Impact: By changing how work works, crowdsourcing has given us a serious question: what if the price of labor is zero? Don’t we as a society need people to be paid for their endeavors? The answer, I think, is that sometimes we do and sometimes we don’t. Let’s take encyclopedias: Is Encyclopedia Britannica hurt by the existence of Wikipedia? Perhaps, but as long as the expectation of crowdsourced quality is suspect, those who are paid to work will be more respected than those who are not. The more interesting question, then, is are we raising a generation of people who hold that ideal? If people want creativity without lag time, answers without expertise, and fundraising without banks, then crowdsourcing will take root. We will become a nation of people expecting everything delivered by strangers at the touch of a button. Maybe we already are.
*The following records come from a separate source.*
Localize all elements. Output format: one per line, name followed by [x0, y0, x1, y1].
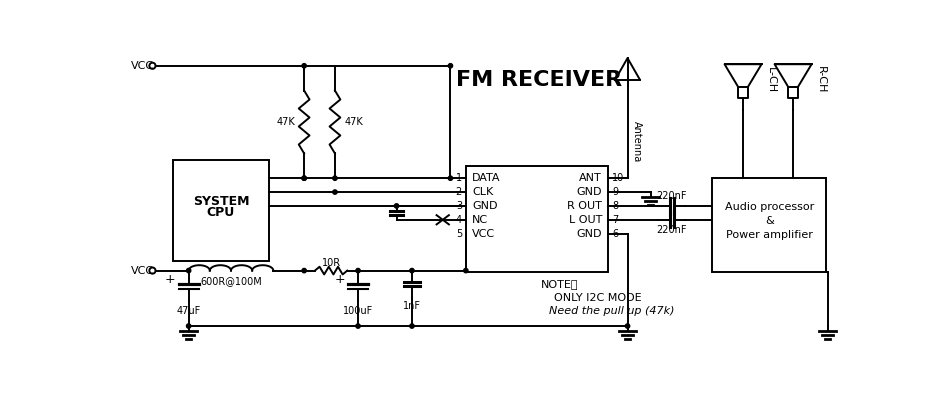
- Text: 9: 9: [612, 187, 619, 197]
- Text: 5: 5: [456, 229, 462, 239]
- Text: Power amplifier: Power amplifier: [725, 230, 812, 240]
- Circle shape: [302, 176, 306, 180]
- Text: +: +: [165, 274, 176, 287]
- Text: GND: GND: [577, 229, 602, 239]
- Bar: [173, 160, 270, 260]
- Text: VCC: VCC: [472, 229, 495, 239]
- Circle shape: [410, 269, 414, 273]
- Text: ANT: ANT: [579, 173, 602, 183]
- Text: 47uF: 47uF: [177, 306, 200, 316]
- Circle shape: [448, 63, 453, 68]
- Text: &: &: [765, 216, 773, 226]
- Text: VCC: VCC: [131, 266, 154, 276]
- Text: Audio processor: Audio processor: [724, 202, 813, 212]
- Text: FM RECEIVER: FM RECEIVER: [456, 70, 622, 90]
- Text: 600R@100M: 600R@100M: [200, 276, 262, 287]
- Circle shape: [356, 269, 360, 273]
- Circle shape: [302, 176, 306, 180]
- Circle shape: [186, 324, 191, 328]
- Text: ONLY I2C MODE: ONLY I2C MODE: [554, 293, 642, 302]
- Text: +: +: [334, 274, 345, 287]
- Circle shape: [463, 269, 468, 273]
- Text: DATA: DATA: [472, 173, 501, 183]
- Text: 2: 2: [456, 187, 462, 197]
- Text: 47K: 47K: [344, 117, 363, 127]
- Circle shape: [333, 176, 337, 180]
- Text: R-CH: R-CH: [816, 66, 826, 93]
- Text: 1nF: 1nF: [402, 301, 421, 311]
- Text: 3: 3: [456, 201, 462, 211]
- Circle shape: [410, 324, 414, 328]
- Text: VCC: VCC: [131, 61, 154, 71]
- Text: GND: GND: [472, 201, 498, 211]
- Text: 10R: 10R: [322, 258, 341, 268]
- Text: R OUT: R OUT: [567, 201, 602, 211]
- Text: 7: 7: [612, 215, 619, 225]
- Bar: [712, 178, 826, 272]
- Text: CLK: CLK: [472, 187, 493, 197]
- Text: NOTE：: NOTE：: [541, 279, 578, 289]
- Text: 8: 8: [612, 201, 619, 211]
- Circle shape: [302, 63, 306, 68]
- Text: L-CH: L-CH: [767, 67, 776, 93]
- Text: SYSTEM: SYSTEM: [193, 195, 249, 208]
- Text: 220nF: 220nF: [656, 191, 687, 201]
- Text: 10: 10: [612, 173, 624, 183]
- Circle shape: [302, 269, 306, 273]
- Text: 100uF: 100uF: [343, 306, 373, 316]
- Circle shape: [186, 269, 191, 273]
- Text: Antenna: Antenna: [632, 120, 642, 162]
- Text: 6: 6: [612, 229, 619, 239]
- Circle shape: [333, 190, 337, 194]
- Circle shape: [356, 324, 360, 328]
- Text: 4: 4: [456, 215, 462, 225]
- Circle shape: [448, 176, 453, 180]
- Text: 220nF: 220nF: [656, 225, 687, 235]
- Text: CPU: CPU: [207, 206, 235, 219]
- Circle shape: [625, 324, 630, 328]
- Text: 1: 1: [456, 173, 462, 183]
- Text: 47K: 47K: [276, 117, 295, 127]
- Text: NC: NC: [472, 215, 489, 225]
- Text: L OUT: L OUT: [569, 215, 602, 225]
- Text: GND: GND: [577, 187, 602, 197]
- Text: Need the pull up (47k): Need the pull up (47k): [549, 306, 675, 316]
- Circle shape: [394, 204, 399, 208]
- Bar: [466, 166, 608, 272]
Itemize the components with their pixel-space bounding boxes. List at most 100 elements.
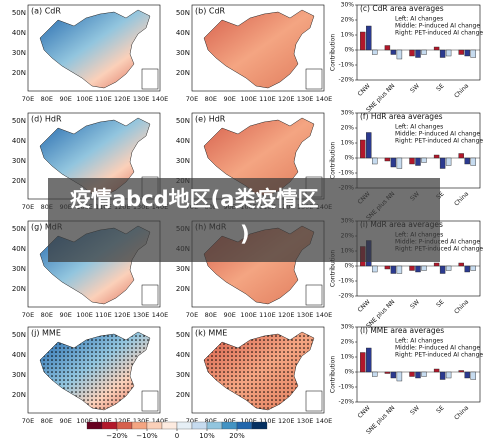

Personal Connection: If there’s a person who’s more of a sucker for crowdsourced projects, I haven’t met them. I’m an admin on Wikipedia, a contributor to crowdsourced anthologies, and an advocate of microfinance. I’ve started an entire puzzle website for Wired (there’s that magazine again) based on the principle that puzzle people want to tell puzzle people about puzzle things. When a project like the3six5—365 bloggers, 365 essays, 365 days—asks me to join the fun, I can’t resist. I don’t want to be part of something bigger than me; I want to be part of everything bigger than me. So, if you’d like my help with something, all you have to do is get a thousand other people to help first. Then I’m all yours.
Other Contenders: retronym, a neologism defining neologisms forced to exist due to the creation of later phrases, like “black-and-white TV,” “acoustic guitar,” “d6,” and my favorite, “meatspace”; Keyshawning, cashiering a football player after repeated abuses, named for the Tampa Bay Buccaneers’ treatment of malcontented receiver Keyshawn Johnson; two keepers from pop songs, unboyfriendable from The Magnetic Fields’ “All My Little Words” and interactiveodular from Raffi’s “Banana Phone”; Santorum, a sexual term that Stranger columnist Dan Savage named for anti-homosexual Congressman Rick Santorum that… well, don’t say I didn’t warn you.